History

United States
- Name: USS Nirvana II
- Namesake: Previous name retained
- Builder: Brett Brothers, West Lynn, Massachusetts
- Completed: 1916
- Acquired: 18 May 1917
- Commissioned: 18 May 1917
- Decommissioned: 30 November 1918
- Fate: Returned to owner 2 December 1918
- Notes: Operated as civilian motorboat Nirvana II 1916-1917 and from December 1918

General characteristics
- Type: Patrol vessel
- Displacement: 51 tons
- Length: 65 ft (20 m)
- Beam: 15 ft (4.6 m)
- Draft: 6 ft (1.8 m)
- Speed: 12 knots
- Armament: 1 × 1-pounder gun; 1 × machine gun;

= USS Nirvana II =

Patrol vessel of the United States Navy

USS Nirvana II (SP-204) was a United States Navy patrol vessel in commission from 1917 to 1918.

Nirvana II was built as a civilian motorboat of the same name in 1916 by Brett Brothers at West Lynn, Massachusetts. The U.S. Navy acquired her from her owner, J. Hartley Merrick of Philadelphia, Pennsylvania, on 18 May 1917 for World War I service as a patrol vessel. She was commissioned as USS Nirvana II (SP-204) the same day.
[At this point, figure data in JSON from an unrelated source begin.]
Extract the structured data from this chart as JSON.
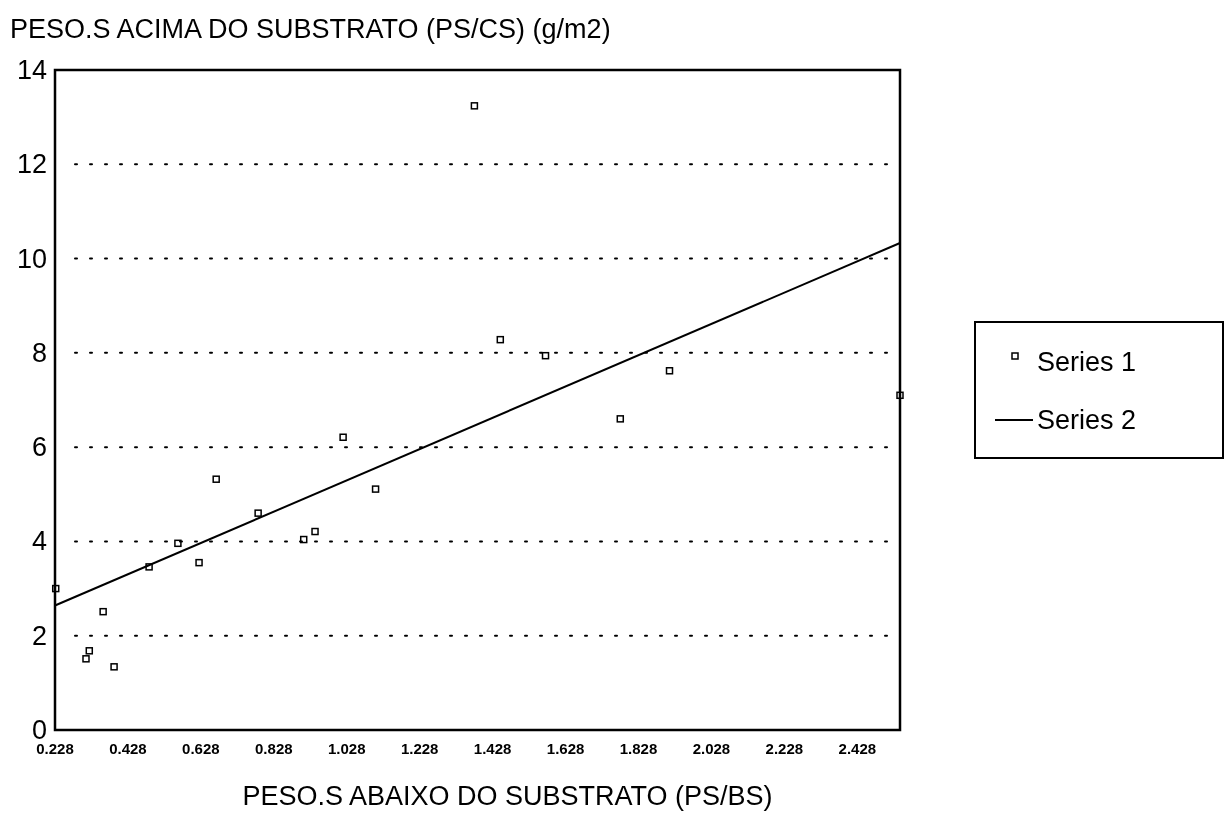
{
  "chart_data": {
    "type": "scatter",
    "title": "PESO.S ACIMA DO SUBSTRATO (PS/CS) (g/m2)",
    "xlabel": "PESO.S ABAIXO DO SUBSTRATO (PS/BS)",
    "xlim": [
      0.228,
      2.545
    ],
    "xticks": [
      0.228,
      0.428,
      0.628,
      0.828,
      1.028,
      1.228,
      1.428,
      1.628,
      1.828,
      2.028,
      2.228,
      2.428
    ],
    "ylim": [
      0,
      14
    ],
    "yticks": [
      0,
      2,
      4,
      6,
      8,
      10,
      12,
      14
    ],
    "grid": "y",
    "legend": "right",
    "series": [
      {
        "name": "Series 1",
        "marker": "square",
        "color": "#000000",
        "x": [
          0.23,
          0.313,
          0.322,
          0.36,
          0.39,
          0.486,
          0.565,
          0.623,
          0.67,
          0.785,
          0.91,
          0.941,
          1.018,
          1.107,
          1.378,
          1.449,
          1.573,
          1.778,
          1.913,
          2.545
        ],
        "values": [
          3.0,
          1.51,
          1.68,
          2.51,
          1.34,
          3.46,
          3.96,
          3.55,
          5.32,
          4.6,
          4.04,
          4.21,
          6.21,
          5.11,
          13.24,
          8.28,
          7.94,
          6.6,
          7.62,
          7.1
        ]
      },
      {
        "name": "Series 2",
        "type": "line",
        "color": "#000000",
        "x": [
          0.228,
          2.545
        ],
        "values": [
          2.64,
          10.33
        ],
        "marker": "none",
        "line_style": "solid"
      }
    ]
  }
}
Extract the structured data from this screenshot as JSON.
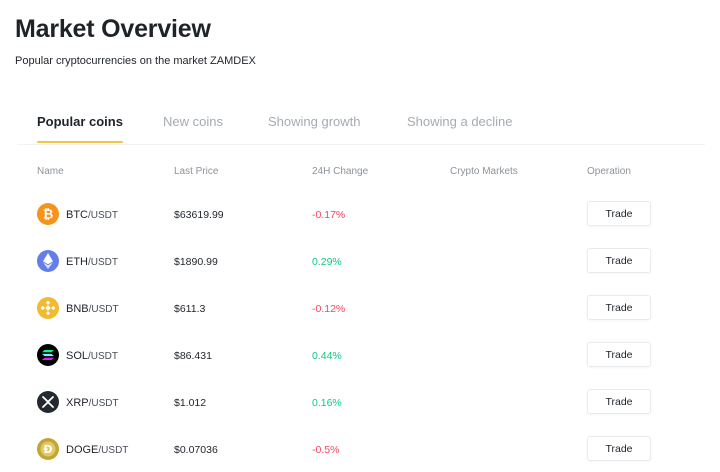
{
  "header": {
    "title": "Market Overview",
    "subtitle": "Popular cryptocurrencies on the market ZAMDEX"
  },
  "tabs": [
    {
      "label": "Popular coins",
      "active": true
    },
    {
      "label": "New coins",
      "active": false
    },
    {
      "label": "Showing growth",
      "active": false
    },
    {
      "label": "Showing a decline",
      "active": false
    }
  ],
  "columns": {
    "name": "Name",
    "last_price": "Last Price",
    "change": "24H Change",
    "markets": "Crypto Markets",
    "operation": "Operation"
  },
  "colors": {
    "accent": "#f0c642",
    "negative": "#f6465d",
    "positive": "#0ecb81"
  },
  "rows": [
    {
      "icon": "bitcoin-icon",
      "icon_color": "#f7931a",
      "base": "BTC",
      "quote": "/USDT",
      "price": "$63619.99",
      "change": "-0.17%",
      "direction": "neg",
      "action": "Trade"
    },
    {
      "icon": "ethereum-icon",
      "icon_color": "#627eea",
      "base": "ETH",
      "quote": "/USDT",
      "price": "$1890.99",
      "change": "0.29%",
      "direction": "pos",
      "action": "Trade"
    },
    {
      "icon": "bnb-icon",
      "icon_color": "#f3ba2f",
      "base": "BNB",
      "quote": "/USDT",
      "price": "$611.3",
      "change": "-0.12%",
      "direction": "neg",
      "action": "Trade"
    },
    {
      "icon": "solana-icon",
      "icon_color": "#000000",
      "base": "SOL",
      "quote": "/USDT",
      "price": "$86.431",
      "change": "0.44%",
      "direction": "pos",
      "action": "Trade"
    },
    {
      "icon": "xrp-icon",
      "icon_color": "#23292f",
      "base": "XRP",
      "quote": "/USDT",
      "price": "$1.012",
      "change": "0.16%",
      "direction": "pos",
      "action": "Trade"
    },
    {
      "icon": "dogecoin-icon",
      "icon_color": "#c2a633",
      "base": "DOGE",
      "quote": "/USDT",
      "price": "$0.07036",
      "change": "-0.5%",
      "direction": "neg",
      "action": "Trade"
    }
  ]
}
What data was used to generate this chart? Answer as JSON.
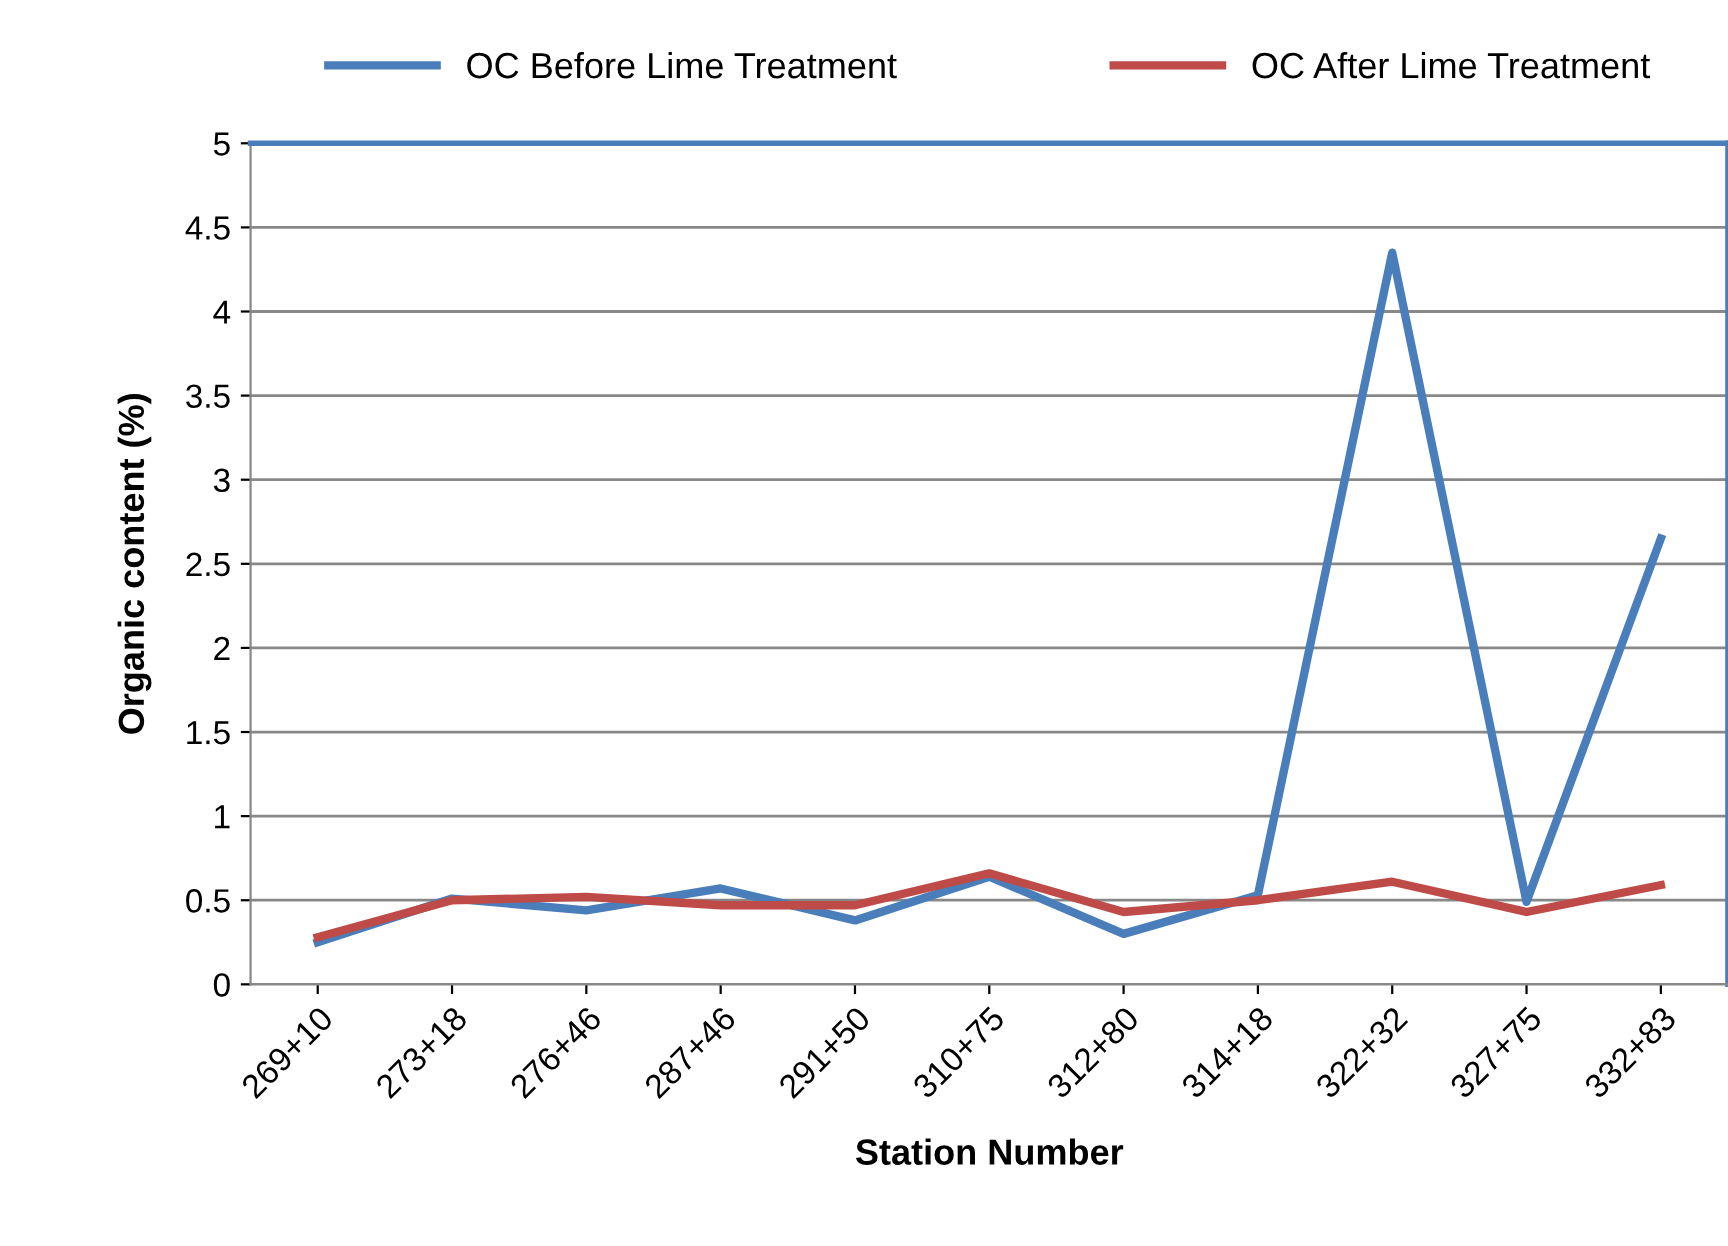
{
  "chart_data": {
    "type": "line",
    "xlabel": "Station Number",
    "ylabel": "Organic content (%)",
    "categories": [
      "269+10",
      "273+18",
      "276+46",
      "287+46",
      "291+50",
      "310+75",
      "312+80",
      "314+18",
      "322+32",
      "327+75",
      "332+83"
    ],
    "series": [
      {
        "name": "OC Before Lime Treatment",
        "color": "#4a7ebb",
        "values": [
          0.25,
          0.51,
          0.44,
          0.57,
          0.38,
          0.64,
          0.3,
          0.53,
          4.35,
          0.49,
          2.65
        ]
      },
      {
        "name": "OC After Lime Treatment",
        "color": "#be4b48",
        "values": [
          0.28,
          0.5,
          0.52,
          0.47,
          0.47,
          0.66,
          0.43,
          0.5,
          0.61,
          0.43,
          0.59
        ]
      }
    ],
    "ylim": [
      0,
      5
    ],
    "yticks": [
      0,
      0.5,
      1,
      1.5,
      2,
      2.5,
      3,
      3.5,
      4,
      4.5,
      5
    ],
    "grid": "y",
    "legend": "top",
    "marker": "none",
    "line_style": "solid"
  }
}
Nirvana II was assigned to the 4th Naval District, headquartered at Philadelphia, during the war, alternating between the Northern Patrol Area and the Southern Patrol Area along the United States East Coast. The routine was interrupted in June 1917 when she took to high seas patrol from 9 to 12 June and dispatch boat duty from 13 to 16 June. In September 1917, she joined the Special Cruising Squadron, adding status to her patrol duties.

After a respite at the Philadelphia Navy Yard on League Island in Philadelphia in February 1918, Nirvana II was based at Reedy Island in the Delaware River and shuttled from one island to another around Philadelphia. She remained at this work until dispatch duty to New Castle, Delaware, in August 1918. Thereafter she moved up to Essington, Pennsylvania, for boarding duty in September 1918.

Decommissioning at Philadelphia on 30 November 1918, Nirvana II was returned to her owner on 2 December 1918.

USS Nirvana II should not be confused with another patrol vessel in commission during 1917 under the name USS Nirvana (SP-706).